Date of Award

5-1-2015

Degree Name

Doctor of Philosophy

Department

Historical Studies

First Advisor

Wiesen, Jonathan

Abstract

This dissertation explores the history of the French Algerian wine industry. The product of an ecological disaster in Europe the wine industry in French North Africa became the fourth largest producer of wine in the world by the mid-twentieth century. French Algeria played a leading role in "saving" the French wine industry during the Phylloxera crisis of the late nineteenth century. From 1863, this insect-borne disease had begun to spread in French vineyards. By the late 1870s, it had become a veritable epidemic, killing the vines that produced France's second most important product. French wine production, which had reached an all-time high in 1875, dropped by more than two-thirds before bottoming out in 1887. The devastation of French vineyards required that France import large amounts of wine from North Africa in order to replace the lost harvests.

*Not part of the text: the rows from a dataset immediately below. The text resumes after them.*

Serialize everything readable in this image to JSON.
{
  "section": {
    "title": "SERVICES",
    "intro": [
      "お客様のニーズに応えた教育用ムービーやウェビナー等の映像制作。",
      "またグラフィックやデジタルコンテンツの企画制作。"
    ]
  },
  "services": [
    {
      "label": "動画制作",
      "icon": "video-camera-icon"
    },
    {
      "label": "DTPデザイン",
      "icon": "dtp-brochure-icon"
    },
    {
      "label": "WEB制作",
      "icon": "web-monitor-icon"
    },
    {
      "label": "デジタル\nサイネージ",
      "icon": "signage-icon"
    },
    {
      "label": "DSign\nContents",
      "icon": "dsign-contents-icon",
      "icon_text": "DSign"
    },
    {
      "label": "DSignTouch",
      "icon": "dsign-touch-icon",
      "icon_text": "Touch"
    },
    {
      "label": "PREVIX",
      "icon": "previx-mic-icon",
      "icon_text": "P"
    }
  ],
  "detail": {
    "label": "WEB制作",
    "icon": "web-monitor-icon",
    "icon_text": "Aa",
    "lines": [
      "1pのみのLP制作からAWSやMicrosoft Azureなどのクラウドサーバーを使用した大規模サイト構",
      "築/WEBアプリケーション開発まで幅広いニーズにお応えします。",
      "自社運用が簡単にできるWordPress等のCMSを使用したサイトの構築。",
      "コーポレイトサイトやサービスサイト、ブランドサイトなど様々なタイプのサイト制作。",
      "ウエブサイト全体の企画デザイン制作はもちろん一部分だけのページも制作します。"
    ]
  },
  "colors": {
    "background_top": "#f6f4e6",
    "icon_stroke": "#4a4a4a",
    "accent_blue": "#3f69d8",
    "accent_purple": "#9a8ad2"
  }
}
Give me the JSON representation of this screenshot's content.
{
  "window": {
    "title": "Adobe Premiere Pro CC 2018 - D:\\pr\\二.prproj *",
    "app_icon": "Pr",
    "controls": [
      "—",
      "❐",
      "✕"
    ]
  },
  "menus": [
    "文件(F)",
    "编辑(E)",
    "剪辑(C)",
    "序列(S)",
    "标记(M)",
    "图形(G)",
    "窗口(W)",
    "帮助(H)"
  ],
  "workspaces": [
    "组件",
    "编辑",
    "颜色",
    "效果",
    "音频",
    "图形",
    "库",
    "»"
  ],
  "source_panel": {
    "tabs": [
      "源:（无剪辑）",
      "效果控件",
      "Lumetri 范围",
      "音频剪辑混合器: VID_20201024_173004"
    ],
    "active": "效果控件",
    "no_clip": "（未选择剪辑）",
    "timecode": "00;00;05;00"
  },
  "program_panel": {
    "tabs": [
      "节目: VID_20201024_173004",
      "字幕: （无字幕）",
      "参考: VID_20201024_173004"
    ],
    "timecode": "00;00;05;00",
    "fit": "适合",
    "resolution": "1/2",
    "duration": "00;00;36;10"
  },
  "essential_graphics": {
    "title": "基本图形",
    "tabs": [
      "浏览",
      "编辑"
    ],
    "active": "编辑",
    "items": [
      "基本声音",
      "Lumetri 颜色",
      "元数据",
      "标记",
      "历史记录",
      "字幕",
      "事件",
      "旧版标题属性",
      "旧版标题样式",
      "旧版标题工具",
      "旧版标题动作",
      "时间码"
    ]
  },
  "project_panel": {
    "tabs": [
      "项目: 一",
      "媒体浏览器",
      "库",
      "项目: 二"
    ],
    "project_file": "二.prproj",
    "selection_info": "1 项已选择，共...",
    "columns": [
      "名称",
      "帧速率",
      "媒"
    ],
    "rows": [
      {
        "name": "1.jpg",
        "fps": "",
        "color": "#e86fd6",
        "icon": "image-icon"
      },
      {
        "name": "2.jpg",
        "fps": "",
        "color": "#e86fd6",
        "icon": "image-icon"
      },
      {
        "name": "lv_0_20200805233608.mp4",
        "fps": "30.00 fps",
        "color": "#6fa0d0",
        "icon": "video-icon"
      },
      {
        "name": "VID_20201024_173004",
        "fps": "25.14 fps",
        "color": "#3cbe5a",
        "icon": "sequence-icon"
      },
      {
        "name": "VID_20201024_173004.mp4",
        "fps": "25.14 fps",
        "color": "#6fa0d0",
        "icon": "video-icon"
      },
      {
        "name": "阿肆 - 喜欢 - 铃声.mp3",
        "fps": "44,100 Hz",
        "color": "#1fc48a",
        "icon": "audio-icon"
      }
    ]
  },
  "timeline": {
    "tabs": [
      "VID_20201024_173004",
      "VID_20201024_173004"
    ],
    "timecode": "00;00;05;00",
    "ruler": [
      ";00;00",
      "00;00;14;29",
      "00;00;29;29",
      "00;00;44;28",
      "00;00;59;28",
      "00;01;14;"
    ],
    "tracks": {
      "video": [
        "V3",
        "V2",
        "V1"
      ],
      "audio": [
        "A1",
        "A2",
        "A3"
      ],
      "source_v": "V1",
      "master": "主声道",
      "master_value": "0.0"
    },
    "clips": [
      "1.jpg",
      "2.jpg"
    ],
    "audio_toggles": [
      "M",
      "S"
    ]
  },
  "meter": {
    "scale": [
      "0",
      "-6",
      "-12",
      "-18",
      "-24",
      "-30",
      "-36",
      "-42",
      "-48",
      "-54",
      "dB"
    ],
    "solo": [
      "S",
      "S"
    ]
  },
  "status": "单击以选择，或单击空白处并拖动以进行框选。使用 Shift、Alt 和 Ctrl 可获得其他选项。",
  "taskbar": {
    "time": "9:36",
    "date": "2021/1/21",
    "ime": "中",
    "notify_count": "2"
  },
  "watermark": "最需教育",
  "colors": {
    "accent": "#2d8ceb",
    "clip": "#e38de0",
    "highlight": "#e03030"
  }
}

Scholars have recently turned their attention to the constructed relationship of drink, especially wine, to French identity. A tremendous gap exists in the cultural history of French Algeria, particularly where wine and empire are concerned. This dissertation seeks to redress this scholarly imbalance. Viewed as a conduit of "Frenchness" in French Algeria, debates about wine production in the region symbolized a broader intra-French struggle over French Algeria's place within "Greater France." This dissertation argues that the French Algerian wine industry played a significant role in the development of modern French identity.